John Dobson, owner of the lake on Washer Lane in Pye Nest, says he is trying to improve the area for local wildlife after getting planning permission to build a property on the land.
But people living nearby are angry that all the fish in the pond have not been re-homed and say around 15 to 20 fish are still in the lake.
Jackie Sherwood said: “He has planning permission to drain it and build a house but he had to re-home the fish.
“But loads of dead fish have just been left there squirming around in the mud.
“It’s just heartless and cruel. They’ve been laid there for weeks.
“Why would someone leave them to die like that?”
Another local resident, Ian Worth, said: “There is a duck and its babies stuck on an island in the middle of the pond unable to get off because they’re surrounded by mud.
“I’m disgusted they’ve left fish struggling there.”
John Dobson, who has owned the lake for 12 years, said: “In 2008 the dam burst and a huge amount of water flowed down hill.
“The dam was condemned and was deemed not repairable in the economic constraints.
“In 2010 there were still 100 beautiful carp left and we contacted a guy who came and took the carp out.
“The water level carried on dropping to about six or eight inches and there were 10 of those fish left.
“Underneath the water there is a metre of mud and sludge so it wasn’t easy to get them out.
“We need to drain the pond to give the builders access but there is a plan to re-establish three new 100-square metre ponds.
“It’s part of a process trying to make the area a bit better for wildlife.
“We haven’t let those fish die out of negligence, it just wasn’t possible to take them out.”

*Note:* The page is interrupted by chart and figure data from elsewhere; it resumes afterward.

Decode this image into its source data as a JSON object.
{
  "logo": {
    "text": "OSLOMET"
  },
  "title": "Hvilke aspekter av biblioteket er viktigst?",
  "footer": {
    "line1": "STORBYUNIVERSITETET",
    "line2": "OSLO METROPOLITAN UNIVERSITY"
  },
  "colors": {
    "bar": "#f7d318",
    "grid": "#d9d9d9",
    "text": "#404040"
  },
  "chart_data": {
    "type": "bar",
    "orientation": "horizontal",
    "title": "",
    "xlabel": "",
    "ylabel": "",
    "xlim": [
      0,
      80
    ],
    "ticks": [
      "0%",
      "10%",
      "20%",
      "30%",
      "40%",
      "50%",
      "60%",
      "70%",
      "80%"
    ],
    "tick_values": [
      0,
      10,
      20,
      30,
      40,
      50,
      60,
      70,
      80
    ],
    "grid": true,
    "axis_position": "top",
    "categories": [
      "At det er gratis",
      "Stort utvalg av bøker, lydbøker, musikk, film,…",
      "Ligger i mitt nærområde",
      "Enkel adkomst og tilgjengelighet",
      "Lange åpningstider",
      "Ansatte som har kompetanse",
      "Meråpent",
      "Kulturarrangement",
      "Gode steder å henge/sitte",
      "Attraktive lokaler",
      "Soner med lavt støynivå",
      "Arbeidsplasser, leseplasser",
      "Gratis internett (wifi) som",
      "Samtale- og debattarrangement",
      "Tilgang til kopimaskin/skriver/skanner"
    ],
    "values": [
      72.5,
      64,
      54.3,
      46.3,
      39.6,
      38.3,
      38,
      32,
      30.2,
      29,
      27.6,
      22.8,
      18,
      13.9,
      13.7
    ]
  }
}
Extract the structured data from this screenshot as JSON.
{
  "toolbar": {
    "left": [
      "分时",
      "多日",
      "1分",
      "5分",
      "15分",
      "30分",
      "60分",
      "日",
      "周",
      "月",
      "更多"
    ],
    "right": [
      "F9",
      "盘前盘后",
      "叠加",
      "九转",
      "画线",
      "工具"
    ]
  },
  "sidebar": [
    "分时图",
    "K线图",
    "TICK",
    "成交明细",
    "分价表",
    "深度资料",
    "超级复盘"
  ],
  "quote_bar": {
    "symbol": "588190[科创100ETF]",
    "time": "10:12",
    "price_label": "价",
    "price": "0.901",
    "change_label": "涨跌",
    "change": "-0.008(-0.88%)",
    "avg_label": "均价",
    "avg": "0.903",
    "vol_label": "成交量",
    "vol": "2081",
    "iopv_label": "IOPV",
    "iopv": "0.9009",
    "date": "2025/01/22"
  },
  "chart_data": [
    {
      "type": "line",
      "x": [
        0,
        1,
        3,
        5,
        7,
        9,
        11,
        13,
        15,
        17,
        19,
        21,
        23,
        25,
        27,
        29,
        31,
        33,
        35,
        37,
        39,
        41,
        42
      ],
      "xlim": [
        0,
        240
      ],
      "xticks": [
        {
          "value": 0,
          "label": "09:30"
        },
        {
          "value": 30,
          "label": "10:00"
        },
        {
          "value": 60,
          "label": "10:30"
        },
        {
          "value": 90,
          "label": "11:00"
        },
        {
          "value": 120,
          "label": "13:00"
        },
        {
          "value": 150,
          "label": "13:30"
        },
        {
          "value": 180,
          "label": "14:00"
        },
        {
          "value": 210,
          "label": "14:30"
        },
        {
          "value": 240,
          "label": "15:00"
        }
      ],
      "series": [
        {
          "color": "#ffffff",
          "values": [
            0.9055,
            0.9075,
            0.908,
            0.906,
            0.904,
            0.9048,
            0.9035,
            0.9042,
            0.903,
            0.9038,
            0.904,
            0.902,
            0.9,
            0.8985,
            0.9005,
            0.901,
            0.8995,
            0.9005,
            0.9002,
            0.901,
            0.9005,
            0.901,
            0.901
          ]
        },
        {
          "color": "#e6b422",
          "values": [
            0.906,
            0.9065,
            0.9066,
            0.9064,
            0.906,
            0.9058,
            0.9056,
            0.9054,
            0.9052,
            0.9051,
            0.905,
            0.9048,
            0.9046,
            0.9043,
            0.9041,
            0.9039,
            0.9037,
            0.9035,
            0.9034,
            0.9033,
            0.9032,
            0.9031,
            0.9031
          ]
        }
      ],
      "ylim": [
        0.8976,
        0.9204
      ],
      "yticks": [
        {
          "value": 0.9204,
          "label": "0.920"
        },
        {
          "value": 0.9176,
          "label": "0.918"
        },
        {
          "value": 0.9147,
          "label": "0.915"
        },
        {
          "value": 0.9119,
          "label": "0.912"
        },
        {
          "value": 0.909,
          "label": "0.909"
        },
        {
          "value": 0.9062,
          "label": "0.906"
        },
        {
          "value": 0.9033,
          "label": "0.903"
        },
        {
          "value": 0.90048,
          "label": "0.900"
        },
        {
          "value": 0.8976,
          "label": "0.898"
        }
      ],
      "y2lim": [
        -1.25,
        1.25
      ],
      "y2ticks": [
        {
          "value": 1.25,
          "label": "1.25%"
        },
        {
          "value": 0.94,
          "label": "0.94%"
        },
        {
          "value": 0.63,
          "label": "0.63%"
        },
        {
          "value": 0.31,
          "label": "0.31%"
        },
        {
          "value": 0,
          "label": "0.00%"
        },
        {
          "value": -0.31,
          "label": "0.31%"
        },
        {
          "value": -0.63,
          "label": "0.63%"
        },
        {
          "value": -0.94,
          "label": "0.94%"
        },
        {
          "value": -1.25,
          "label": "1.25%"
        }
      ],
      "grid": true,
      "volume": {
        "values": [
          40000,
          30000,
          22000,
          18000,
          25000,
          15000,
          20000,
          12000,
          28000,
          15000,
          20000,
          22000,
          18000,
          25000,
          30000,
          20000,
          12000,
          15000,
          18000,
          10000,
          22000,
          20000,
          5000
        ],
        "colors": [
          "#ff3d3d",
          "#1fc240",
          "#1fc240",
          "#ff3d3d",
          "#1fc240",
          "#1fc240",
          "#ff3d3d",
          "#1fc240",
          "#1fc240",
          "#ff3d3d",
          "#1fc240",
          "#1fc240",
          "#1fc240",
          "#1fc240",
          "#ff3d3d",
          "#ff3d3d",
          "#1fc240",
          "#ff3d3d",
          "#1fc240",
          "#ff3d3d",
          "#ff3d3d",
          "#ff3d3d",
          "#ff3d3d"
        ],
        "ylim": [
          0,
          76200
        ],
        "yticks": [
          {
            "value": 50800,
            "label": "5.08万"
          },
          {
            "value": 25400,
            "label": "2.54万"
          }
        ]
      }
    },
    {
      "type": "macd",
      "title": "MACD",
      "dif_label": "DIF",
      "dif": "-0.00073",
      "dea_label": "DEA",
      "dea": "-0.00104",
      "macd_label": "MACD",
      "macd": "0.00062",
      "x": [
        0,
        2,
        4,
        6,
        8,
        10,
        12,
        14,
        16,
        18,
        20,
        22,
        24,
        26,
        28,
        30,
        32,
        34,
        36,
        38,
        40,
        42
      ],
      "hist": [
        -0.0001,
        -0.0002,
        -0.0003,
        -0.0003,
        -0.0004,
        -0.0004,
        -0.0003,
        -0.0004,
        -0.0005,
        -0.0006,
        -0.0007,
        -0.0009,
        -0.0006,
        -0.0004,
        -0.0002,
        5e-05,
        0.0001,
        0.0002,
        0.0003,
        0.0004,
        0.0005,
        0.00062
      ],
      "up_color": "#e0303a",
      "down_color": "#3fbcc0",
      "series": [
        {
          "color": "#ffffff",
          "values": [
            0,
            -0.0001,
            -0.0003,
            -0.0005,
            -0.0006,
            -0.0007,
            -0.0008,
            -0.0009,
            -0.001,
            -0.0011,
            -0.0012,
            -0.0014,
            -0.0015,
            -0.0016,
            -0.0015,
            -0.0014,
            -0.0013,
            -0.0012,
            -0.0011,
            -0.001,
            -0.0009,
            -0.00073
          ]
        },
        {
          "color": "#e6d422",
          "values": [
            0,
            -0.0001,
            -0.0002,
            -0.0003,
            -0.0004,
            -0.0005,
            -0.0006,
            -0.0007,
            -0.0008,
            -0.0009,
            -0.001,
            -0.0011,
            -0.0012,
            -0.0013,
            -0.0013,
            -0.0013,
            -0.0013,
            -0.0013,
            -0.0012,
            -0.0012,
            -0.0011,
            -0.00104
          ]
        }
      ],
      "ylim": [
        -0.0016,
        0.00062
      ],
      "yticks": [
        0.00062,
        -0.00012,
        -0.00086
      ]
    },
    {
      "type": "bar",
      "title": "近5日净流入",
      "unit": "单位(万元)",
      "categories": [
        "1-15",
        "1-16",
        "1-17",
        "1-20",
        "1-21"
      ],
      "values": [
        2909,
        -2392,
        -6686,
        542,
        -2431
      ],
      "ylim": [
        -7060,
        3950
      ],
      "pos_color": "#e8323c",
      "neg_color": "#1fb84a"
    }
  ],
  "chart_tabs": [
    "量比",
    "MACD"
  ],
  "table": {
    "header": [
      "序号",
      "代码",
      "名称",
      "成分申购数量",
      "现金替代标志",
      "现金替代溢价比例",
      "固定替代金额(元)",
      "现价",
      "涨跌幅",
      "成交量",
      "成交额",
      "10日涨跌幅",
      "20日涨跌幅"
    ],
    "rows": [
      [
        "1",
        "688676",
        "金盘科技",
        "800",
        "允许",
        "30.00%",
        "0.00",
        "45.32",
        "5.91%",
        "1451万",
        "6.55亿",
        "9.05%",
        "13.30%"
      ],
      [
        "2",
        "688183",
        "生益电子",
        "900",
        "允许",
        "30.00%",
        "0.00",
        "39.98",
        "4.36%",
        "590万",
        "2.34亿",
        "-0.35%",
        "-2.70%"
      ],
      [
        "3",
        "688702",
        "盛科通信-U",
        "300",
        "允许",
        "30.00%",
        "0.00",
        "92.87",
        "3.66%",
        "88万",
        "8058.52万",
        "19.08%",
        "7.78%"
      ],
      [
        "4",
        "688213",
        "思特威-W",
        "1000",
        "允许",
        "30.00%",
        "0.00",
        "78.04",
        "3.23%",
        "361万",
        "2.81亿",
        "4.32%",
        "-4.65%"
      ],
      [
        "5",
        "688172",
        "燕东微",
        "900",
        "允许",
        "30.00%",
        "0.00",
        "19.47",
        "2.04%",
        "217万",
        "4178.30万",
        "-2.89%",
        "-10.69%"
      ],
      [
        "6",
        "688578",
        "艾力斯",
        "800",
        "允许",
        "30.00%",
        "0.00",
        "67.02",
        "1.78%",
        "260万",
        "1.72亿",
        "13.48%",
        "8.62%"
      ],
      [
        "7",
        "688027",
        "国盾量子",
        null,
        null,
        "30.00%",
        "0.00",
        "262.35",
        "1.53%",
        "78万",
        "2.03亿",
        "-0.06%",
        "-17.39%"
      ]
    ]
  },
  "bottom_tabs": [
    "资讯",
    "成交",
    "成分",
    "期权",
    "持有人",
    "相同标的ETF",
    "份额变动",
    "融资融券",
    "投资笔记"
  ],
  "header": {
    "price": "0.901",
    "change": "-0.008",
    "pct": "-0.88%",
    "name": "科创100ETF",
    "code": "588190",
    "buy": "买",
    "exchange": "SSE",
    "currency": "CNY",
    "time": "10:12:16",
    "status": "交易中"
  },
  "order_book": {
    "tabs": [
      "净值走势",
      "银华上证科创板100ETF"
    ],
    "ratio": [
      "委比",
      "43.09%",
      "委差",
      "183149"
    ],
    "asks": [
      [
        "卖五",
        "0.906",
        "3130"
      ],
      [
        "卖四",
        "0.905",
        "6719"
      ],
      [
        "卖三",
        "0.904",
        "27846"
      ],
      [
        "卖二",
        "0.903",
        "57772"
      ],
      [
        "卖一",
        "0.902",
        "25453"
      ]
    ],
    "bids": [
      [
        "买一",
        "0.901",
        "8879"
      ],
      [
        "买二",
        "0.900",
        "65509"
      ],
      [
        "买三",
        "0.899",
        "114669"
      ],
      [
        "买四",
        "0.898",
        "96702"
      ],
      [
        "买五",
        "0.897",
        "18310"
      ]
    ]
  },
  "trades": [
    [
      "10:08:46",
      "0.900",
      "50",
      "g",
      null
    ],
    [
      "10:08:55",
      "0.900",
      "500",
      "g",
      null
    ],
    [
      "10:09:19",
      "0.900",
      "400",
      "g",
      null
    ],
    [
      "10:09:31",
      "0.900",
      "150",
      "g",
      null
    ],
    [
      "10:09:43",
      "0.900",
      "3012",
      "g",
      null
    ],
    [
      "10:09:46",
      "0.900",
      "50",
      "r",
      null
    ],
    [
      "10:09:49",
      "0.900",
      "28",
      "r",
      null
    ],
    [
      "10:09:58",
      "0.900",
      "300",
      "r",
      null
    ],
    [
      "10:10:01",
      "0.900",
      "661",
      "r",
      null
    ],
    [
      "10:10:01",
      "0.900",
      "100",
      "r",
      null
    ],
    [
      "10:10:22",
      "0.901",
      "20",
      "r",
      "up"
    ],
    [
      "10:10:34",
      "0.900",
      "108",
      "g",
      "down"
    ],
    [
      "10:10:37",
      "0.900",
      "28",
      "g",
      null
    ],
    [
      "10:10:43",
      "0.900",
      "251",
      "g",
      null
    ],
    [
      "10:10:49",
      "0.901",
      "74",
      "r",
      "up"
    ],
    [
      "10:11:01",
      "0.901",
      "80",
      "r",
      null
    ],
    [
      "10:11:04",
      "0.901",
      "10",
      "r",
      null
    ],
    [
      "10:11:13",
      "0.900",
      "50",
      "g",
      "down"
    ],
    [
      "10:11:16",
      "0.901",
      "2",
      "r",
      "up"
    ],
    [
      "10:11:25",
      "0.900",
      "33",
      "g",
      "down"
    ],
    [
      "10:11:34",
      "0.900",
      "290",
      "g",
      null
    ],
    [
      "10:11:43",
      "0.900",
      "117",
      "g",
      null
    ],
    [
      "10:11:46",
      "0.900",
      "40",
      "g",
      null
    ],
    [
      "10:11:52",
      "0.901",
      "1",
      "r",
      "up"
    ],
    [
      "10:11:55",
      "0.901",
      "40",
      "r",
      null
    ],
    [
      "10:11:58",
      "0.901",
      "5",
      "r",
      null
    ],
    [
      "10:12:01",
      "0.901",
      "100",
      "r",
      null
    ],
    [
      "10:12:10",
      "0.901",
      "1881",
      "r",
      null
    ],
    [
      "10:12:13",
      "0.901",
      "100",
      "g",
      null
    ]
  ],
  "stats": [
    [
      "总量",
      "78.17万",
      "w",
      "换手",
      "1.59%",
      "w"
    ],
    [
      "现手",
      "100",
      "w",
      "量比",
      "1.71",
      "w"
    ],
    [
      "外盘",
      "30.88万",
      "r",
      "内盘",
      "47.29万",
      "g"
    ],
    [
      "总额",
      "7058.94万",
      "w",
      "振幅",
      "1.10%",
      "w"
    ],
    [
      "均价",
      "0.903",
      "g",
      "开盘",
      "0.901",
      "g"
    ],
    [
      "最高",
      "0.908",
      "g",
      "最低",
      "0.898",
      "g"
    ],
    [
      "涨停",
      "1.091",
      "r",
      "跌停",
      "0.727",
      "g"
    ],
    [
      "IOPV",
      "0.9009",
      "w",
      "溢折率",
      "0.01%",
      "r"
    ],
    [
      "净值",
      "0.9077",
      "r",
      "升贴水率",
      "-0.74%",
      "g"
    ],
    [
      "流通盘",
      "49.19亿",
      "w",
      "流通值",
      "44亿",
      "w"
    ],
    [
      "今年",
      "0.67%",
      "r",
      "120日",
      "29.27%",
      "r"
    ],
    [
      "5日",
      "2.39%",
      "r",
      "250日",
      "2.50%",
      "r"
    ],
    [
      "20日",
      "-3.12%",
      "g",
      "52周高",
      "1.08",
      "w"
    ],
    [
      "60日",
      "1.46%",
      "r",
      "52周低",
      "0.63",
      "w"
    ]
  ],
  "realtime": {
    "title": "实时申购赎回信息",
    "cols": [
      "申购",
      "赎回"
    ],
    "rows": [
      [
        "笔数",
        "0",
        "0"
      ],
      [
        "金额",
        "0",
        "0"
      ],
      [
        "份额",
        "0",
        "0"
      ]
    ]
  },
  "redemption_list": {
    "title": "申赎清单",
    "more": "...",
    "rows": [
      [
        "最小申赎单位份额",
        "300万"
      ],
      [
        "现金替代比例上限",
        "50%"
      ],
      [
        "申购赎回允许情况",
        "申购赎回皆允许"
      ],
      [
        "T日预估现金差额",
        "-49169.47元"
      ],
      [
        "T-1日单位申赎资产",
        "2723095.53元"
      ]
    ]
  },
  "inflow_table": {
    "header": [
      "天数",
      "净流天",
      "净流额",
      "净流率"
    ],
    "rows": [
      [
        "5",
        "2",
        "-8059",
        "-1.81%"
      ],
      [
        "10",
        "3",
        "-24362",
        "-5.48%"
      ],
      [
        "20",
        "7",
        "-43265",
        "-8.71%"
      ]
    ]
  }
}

Calderdale Council’s Head of Planning and Highways, Geoff Willerton said: “At one stage the pond was an important habitat for amphibian populations, however this is no longer the case. The proposal was accepted on the basis of the creation of new ponds and future habitat management.
“There was no requirement to relocate the fish. While a condition of the planning permission related to the relocation and safeguarding of amphibian populations, the draining of the pond does not require planning permission.”